Des vétérans du renseignement répondent aux inconscients signataires d’une « note dissidente » à propos de la Syrie


Source : Consortiumnews.com, le 25/06/2016
Le 25 juin 2016
Un groupe d’anciens du renseignement américain exhorte le président Obama à résister à l’appel « inconscient » de 51 fonctionnaires du Département d’État qui, dans un récent « mémo dissident », exhortent le Président à intensifier la guerre en Syrie.
NOTE DIPLOMATIQUE POUR : Assistant du Président pour les affaires de sécurité nationale
DE : Veteran Intelligence Professionals for Sanity (VIPS) (Anciens professionnels du renseignement soucieux d’éthique)

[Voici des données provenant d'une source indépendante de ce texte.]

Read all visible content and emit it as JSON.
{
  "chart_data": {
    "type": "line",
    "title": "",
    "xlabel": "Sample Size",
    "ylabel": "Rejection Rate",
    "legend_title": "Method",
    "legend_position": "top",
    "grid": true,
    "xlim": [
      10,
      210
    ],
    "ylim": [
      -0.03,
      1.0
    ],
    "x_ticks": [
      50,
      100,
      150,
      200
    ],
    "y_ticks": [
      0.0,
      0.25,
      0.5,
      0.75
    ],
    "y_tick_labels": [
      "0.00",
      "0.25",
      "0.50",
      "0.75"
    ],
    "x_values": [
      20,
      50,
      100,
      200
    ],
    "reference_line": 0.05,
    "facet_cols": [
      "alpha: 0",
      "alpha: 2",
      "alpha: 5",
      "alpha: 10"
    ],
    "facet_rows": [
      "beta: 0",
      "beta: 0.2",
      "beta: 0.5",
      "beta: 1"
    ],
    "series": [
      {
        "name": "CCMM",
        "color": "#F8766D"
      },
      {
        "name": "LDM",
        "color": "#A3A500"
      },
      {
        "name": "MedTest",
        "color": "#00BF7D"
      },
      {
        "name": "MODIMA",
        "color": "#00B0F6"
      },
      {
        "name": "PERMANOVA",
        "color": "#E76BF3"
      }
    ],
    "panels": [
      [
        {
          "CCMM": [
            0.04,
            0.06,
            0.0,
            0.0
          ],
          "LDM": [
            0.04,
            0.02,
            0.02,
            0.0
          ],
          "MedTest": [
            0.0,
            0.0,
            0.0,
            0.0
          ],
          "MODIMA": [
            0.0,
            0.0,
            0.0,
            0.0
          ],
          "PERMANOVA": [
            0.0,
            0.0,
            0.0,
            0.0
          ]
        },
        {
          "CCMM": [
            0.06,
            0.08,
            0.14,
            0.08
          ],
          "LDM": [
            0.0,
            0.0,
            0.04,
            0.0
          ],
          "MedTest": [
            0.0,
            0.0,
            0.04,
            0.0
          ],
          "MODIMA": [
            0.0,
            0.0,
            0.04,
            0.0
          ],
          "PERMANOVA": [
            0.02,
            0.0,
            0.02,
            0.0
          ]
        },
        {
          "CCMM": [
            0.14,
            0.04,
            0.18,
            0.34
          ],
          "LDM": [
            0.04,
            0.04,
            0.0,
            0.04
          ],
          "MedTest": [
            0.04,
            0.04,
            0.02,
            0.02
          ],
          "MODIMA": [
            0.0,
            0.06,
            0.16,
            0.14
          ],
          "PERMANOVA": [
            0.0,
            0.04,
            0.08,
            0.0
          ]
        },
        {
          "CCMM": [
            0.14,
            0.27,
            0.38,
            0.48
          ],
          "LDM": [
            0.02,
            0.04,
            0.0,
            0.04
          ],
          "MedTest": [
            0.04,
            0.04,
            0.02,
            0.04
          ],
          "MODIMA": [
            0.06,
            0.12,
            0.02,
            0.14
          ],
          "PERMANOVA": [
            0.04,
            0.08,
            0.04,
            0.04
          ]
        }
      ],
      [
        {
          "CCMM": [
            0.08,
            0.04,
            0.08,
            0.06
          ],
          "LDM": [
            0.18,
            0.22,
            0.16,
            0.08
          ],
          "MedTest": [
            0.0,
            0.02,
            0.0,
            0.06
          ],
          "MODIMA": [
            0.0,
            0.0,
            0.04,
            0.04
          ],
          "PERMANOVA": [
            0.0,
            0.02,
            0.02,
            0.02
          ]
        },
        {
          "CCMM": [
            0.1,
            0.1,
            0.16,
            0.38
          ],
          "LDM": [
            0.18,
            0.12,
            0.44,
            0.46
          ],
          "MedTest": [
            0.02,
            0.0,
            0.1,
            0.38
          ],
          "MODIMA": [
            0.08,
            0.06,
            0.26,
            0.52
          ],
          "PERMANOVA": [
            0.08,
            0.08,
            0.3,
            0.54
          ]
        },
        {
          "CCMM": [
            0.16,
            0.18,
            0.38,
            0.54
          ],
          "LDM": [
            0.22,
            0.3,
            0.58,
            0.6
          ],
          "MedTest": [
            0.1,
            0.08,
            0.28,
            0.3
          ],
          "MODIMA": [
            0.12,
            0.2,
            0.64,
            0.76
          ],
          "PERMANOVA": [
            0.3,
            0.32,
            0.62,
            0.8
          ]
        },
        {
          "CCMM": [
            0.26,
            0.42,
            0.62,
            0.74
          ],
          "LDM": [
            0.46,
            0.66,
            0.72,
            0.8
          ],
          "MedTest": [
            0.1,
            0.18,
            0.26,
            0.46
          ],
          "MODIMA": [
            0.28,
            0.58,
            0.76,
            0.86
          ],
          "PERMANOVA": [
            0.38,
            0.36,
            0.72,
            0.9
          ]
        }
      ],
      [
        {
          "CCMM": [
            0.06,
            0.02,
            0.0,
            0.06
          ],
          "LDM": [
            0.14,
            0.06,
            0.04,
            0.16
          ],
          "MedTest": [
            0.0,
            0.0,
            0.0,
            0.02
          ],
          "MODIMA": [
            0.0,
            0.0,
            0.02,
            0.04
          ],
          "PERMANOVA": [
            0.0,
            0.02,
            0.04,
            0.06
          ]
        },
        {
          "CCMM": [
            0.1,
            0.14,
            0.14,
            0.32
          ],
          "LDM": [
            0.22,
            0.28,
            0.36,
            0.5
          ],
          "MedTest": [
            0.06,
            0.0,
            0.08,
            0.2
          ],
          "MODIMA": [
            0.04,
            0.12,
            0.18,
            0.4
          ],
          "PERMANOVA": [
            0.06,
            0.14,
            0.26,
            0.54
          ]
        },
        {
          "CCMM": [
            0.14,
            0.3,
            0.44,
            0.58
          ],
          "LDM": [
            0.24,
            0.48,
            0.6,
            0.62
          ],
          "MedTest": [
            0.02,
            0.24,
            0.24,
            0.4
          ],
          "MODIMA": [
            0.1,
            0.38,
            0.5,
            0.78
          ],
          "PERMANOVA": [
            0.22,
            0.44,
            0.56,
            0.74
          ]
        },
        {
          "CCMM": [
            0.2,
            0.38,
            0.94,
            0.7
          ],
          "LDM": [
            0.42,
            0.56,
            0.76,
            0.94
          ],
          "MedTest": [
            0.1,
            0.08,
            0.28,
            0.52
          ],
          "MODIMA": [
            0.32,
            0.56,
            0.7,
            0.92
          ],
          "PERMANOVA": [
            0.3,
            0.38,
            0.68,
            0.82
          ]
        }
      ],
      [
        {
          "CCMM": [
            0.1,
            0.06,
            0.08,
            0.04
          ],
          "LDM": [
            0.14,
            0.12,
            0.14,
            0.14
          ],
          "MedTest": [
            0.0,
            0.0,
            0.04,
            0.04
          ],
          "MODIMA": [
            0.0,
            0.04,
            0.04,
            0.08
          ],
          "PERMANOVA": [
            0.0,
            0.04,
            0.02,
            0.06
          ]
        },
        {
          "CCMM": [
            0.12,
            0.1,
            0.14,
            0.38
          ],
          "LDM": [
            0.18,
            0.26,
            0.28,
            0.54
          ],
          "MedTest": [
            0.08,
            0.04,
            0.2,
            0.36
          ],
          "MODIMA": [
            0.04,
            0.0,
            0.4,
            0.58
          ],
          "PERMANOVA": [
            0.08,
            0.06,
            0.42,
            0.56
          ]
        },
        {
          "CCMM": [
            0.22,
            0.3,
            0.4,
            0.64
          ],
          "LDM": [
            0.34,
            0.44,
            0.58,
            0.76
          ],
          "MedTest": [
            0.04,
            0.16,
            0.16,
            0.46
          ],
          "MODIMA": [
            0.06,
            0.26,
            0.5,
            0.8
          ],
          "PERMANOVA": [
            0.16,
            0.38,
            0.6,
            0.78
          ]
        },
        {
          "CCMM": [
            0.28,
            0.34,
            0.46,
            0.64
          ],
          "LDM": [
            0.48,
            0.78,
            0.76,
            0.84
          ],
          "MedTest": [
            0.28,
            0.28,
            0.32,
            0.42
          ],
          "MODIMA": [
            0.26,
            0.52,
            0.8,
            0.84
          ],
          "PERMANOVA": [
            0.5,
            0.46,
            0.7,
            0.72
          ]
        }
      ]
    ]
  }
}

Objet : Méfiez-vous de la nébuleuse dissidente
Dissidence et désaccords au sein de la politique étrangère et de la bureaucratie de la sécurité nationale ne retiennent l’attention du public que quand apparaissent des divergences profondes et fondamentales d’opinions à propos des objectifs et de la mise en œuvre de la politique américaine. Les cas de désaccord sont apparus au cours de la guerre du Vietnam et sont réapparus périodiquement, par exemple pendant la guerre de Contra en Amérique centrale dans les années 1980 et la guerre froide avec les Soviétiques. Nous pouvons maintenant ajouter la Syrie à cette liste.

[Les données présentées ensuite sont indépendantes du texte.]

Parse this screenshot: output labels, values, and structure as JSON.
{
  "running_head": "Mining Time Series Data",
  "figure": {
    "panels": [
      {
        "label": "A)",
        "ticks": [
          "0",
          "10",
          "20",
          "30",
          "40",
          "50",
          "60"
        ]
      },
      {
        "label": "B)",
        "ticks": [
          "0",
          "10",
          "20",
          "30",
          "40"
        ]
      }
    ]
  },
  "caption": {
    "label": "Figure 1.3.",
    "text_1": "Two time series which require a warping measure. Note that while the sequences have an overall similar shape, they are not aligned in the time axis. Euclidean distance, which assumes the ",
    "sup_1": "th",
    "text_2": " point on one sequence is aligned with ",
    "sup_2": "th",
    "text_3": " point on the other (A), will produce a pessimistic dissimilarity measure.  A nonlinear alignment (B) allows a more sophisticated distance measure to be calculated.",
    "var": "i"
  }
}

La conseillère à la sécurité nationale Susan E. Rice informe le président Barack Obama de l'évolution de la politique étrangère au cours de la pause estivale d'Obama aux Vignobles de Martha, Massachusetts, le 12 août 2013. (Photo officielle de la Maison-Blanche, par Pete Souza)
La conseillère à la sécurité nationale Susan E. Rice informe le président Barack Obama de l’évolution de la politique étrangère au cours de la pause estivale d’Obama aux Vignobles de Martha, Massachusetts, le 12 août 2013. (Photo officielle de la Maison-Blanche, par Pete Souza)

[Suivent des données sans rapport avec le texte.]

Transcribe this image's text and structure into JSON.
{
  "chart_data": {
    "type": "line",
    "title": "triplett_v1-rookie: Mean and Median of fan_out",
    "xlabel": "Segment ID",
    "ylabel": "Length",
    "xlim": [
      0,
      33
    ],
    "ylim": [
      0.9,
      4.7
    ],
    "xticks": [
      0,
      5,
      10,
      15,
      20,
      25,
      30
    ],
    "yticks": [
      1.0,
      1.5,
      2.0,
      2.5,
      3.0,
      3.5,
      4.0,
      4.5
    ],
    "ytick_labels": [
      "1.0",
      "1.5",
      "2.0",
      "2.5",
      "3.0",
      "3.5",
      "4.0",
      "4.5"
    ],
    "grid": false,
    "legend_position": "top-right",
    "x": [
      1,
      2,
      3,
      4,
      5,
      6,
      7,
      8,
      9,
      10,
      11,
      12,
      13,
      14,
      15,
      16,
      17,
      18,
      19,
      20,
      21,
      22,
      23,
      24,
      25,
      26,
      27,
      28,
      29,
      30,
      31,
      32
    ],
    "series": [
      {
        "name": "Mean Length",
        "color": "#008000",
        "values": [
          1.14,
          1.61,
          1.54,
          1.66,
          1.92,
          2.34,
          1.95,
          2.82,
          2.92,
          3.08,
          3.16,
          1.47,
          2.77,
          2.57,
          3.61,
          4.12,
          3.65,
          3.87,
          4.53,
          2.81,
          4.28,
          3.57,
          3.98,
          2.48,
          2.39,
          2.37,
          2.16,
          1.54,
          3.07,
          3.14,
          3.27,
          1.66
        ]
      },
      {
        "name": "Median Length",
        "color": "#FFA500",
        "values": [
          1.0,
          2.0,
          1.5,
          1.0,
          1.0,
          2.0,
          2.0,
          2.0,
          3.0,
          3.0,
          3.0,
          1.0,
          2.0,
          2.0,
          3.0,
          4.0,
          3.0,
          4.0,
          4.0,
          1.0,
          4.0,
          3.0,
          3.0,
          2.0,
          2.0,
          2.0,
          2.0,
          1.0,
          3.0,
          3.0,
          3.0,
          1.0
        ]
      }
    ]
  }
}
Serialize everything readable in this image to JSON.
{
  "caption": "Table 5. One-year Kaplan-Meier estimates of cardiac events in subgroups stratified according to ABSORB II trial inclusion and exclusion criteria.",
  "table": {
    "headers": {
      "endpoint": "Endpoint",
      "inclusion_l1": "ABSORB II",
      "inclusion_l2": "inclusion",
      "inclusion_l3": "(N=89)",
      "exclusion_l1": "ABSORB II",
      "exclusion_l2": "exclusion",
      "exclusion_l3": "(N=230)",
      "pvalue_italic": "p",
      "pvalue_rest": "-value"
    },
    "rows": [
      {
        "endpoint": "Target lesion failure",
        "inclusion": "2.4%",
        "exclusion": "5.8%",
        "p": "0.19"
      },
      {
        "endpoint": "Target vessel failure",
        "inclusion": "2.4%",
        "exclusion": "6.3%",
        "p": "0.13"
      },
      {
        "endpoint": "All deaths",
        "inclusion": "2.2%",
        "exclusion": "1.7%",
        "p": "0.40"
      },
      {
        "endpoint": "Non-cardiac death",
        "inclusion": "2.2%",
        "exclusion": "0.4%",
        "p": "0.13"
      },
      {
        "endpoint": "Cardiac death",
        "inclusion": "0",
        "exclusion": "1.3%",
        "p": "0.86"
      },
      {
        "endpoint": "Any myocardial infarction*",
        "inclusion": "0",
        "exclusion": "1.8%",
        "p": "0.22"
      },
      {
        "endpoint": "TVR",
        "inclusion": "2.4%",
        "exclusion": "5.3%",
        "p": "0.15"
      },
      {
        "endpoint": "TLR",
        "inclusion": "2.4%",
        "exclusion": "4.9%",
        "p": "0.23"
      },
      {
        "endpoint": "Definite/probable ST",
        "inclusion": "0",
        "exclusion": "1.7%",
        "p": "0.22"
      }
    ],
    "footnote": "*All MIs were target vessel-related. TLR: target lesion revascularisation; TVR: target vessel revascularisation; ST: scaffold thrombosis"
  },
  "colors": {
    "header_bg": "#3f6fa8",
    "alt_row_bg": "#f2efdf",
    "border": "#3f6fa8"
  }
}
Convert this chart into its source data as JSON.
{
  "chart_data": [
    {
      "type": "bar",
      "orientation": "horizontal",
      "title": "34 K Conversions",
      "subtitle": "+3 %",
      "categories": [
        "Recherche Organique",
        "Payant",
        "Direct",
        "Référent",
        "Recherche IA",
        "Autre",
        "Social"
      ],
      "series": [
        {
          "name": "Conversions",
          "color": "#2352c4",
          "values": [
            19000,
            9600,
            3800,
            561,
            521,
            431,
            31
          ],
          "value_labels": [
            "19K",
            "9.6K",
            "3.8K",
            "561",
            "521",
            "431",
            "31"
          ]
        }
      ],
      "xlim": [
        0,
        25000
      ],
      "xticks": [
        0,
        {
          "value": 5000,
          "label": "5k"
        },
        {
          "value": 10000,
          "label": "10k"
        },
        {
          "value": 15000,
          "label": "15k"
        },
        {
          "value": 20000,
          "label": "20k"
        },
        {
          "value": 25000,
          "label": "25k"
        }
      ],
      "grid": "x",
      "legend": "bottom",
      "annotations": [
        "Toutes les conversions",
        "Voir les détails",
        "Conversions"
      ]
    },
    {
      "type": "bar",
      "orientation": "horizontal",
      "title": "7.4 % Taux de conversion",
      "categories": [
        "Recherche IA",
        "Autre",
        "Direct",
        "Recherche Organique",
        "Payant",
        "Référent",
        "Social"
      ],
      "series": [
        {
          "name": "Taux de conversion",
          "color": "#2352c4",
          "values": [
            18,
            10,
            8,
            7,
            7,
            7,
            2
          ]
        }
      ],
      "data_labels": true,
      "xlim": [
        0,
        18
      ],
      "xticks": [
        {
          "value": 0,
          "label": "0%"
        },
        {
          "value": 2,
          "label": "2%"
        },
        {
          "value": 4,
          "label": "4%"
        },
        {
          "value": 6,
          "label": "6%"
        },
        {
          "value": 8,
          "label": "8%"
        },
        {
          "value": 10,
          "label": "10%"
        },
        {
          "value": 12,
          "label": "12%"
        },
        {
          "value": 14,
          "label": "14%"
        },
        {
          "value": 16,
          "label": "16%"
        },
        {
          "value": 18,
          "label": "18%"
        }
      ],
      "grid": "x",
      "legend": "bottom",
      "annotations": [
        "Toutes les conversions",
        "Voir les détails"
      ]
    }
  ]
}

Le dernier buzz médiatique est venu avec la fuite selon laquelle 51 « diplomates du Département d’État » ont signé une lettre d’opposition préconisant l’utilisation des bombardements américains comme outil pour forcer la Syrie à se soumettre aux diktats de notre gouvernement. Les agents du service extérieur des États-Unis constituent un ensemble unique de personnes hautement qualifiées, qui sont très fières d’avoir réussi l’examen d’entrée dans ce service. Pourtant, même parmi ces « gens brillants », certains succombent aux forces du carriérisme et aux pressions du renseignement politisé.
Malheureusement, les signataires dissidents se réclament d’une Amérique menaçante, menant une guerre agressive contre les forces d’une nation souveraine sur son propre territoire. Nation qui, parmi ses partisans, compte la Russie, l’autre grande puissance nucléaire du monde.
Cette manière de penser – que le droit et le devoir de l’Amérique est d’utiliser le meurtre à grande échelle pour imposer la volonté de ses dirigeants aux autres peuples – correspond à la notion démente que les États-Unis jouissent du privilège unique et permanent d’être le « seul pays indispensable au monde. » Si cette notion a parfois été fondée, cette époque est révolue depuis longtemps – et rend aujourd’hui ses partisans manifestement aveugles au bon sens le plus élémentaire.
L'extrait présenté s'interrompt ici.